By Myra Saturen
February 10, 2014
Whether it was writing a 50,000-word novel in 30 days or signing a publishing contract for a series, NCC student writers have winning words.
Write a 50,000-word novel in 30 days? Four students in Beth Wheeler's creative writing class took on this adventuresome challenge, posed by NaNoWriMo (National Novel Writing Month), an annual contest held every November, sponsored by Swoon Reads. To give an example of a 50,000-word novel, think of Stephen Crane's The Red Badge of Courage and Nicholas Sparks's The Notebook.
"We wrote memoir, short stories and poetry in the class," says Wheeler. "Some of the students shared with me that their short stories were parts of larger pieces, so I encouraged them to start or finish a novel."
Among the "Wrimos," or contestants, were Neil Streibig, Rahgnar Schick, Elizabeth Lewis, and Margaret Harris. Lewis, who wrote 55,820 words, was counted a winner for reaching the contest goal. Actually, she overtook it.
Inspired by "Beauty and the Beast" and Jane Eyre, she set out to put onto paper a story she'd been imagining for years. Her gothic novel, For Love of the Thorn, is about a 16th-century French girl whose tale includes a castle-dwelling beast, haunting experiences, abduction, and the heroine's quest to save her father from a malevolent spell.
"The 50,000-word challenge was what a great motivator," she says. Whereas before entering the contest, she used to start and stop, Lewis proceeded in forging ahead as a contestant. "The point was to just write and get as far as you can without worrying about mistakes on the way." To achieve her objective, she made the novel-writing part of her homework, measuring her words every day. Talking about it to Wheeler, who is also a winner, was also helpful.
As one of the winners of the contest, (All contestants who wrote at least 50,000 words are named winners.) Lewis is eager to edit her novel so that it will be publication-ready. Then she will seek a venue for her book. A writer since childhood, she plans to keep on writing and to pursue a doctorate in English.
Below is an excerpt from For Love of the Thorn.

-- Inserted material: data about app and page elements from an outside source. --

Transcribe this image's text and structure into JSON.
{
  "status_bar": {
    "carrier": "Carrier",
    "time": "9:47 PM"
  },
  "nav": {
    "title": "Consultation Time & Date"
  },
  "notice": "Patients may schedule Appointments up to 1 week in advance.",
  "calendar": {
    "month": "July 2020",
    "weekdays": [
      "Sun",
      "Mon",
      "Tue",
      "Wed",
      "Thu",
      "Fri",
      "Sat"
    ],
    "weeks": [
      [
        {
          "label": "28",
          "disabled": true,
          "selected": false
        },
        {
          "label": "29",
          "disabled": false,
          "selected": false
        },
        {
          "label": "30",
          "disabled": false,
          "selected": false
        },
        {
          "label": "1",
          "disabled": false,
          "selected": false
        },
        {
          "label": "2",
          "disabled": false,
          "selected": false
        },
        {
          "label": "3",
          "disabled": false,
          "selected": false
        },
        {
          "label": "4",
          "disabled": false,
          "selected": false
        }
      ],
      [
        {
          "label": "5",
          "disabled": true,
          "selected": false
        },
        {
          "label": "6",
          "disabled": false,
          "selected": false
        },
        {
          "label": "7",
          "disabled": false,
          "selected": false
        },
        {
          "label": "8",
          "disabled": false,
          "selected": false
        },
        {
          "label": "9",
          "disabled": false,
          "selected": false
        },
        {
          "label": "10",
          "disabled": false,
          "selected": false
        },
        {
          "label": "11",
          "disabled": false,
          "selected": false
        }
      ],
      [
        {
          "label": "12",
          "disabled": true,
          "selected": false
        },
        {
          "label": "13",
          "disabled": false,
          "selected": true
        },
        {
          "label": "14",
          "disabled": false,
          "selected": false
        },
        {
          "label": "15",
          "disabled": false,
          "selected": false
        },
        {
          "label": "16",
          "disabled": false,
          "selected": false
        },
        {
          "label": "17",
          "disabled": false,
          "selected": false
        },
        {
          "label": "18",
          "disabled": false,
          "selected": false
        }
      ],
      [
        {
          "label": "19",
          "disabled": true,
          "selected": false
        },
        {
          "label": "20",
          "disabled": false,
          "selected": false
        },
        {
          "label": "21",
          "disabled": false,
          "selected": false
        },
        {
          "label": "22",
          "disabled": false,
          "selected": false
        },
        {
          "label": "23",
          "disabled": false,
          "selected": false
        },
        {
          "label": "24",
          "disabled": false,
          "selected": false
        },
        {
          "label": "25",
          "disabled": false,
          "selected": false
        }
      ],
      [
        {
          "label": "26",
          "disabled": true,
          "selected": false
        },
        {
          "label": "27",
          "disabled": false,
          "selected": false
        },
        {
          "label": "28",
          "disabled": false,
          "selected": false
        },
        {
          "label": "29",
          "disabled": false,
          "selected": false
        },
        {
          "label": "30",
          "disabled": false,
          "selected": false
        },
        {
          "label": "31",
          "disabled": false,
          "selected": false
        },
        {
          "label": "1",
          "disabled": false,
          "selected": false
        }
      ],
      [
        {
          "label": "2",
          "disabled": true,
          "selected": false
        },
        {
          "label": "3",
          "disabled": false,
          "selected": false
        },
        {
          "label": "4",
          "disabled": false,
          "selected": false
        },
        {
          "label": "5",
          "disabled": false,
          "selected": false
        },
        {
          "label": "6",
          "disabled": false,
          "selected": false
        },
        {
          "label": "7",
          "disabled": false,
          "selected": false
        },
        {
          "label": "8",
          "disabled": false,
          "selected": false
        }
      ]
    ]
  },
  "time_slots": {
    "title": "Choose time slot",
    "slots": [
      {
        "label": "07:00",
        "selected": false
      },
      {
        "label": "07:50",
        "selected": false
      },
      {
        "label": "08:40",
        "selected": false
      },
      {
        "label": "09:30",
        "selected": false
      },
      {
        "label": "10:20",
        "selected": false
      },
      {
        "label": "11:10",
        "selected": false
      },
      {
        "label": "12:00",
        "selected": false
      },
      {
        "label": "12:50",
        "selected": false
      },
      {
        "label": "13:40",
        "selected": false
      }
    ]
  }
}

"The stout old merchant stood a long while outside the towering iron gates. They were rusted over having long sat in disuse, and entangled with withered vines, as was the narrow road that lay beyond them. He tried to shake the gate loose but the growth was not easily disengaged, he considered returning to the road, but the sound of a wolf calling to the rising moon made him return to his efforts with greater vigor. Eventually he was able to open them just enough to squeeze himself through, and start up the long drive."
Macy Stom, a theatre major at Northampton Community College, will become a published novelist this spring under the pen name J. Alton Mast. Her book, Deamon Theory, is the first in a five-part series of the same title for young adults to be published by Ink Smith Publications. Stom describes the series as "post-apocalyptic" in theme. "The book is about a 17-year-old girl who finds herself on earth after the 'Rapture,' meets others in similar circumstances and tries to save humanity," she says.
Stom began Deamon Theory as part of the National Novel Writing Month contest in 2012. With 75,000 words, she was a winner of the contest.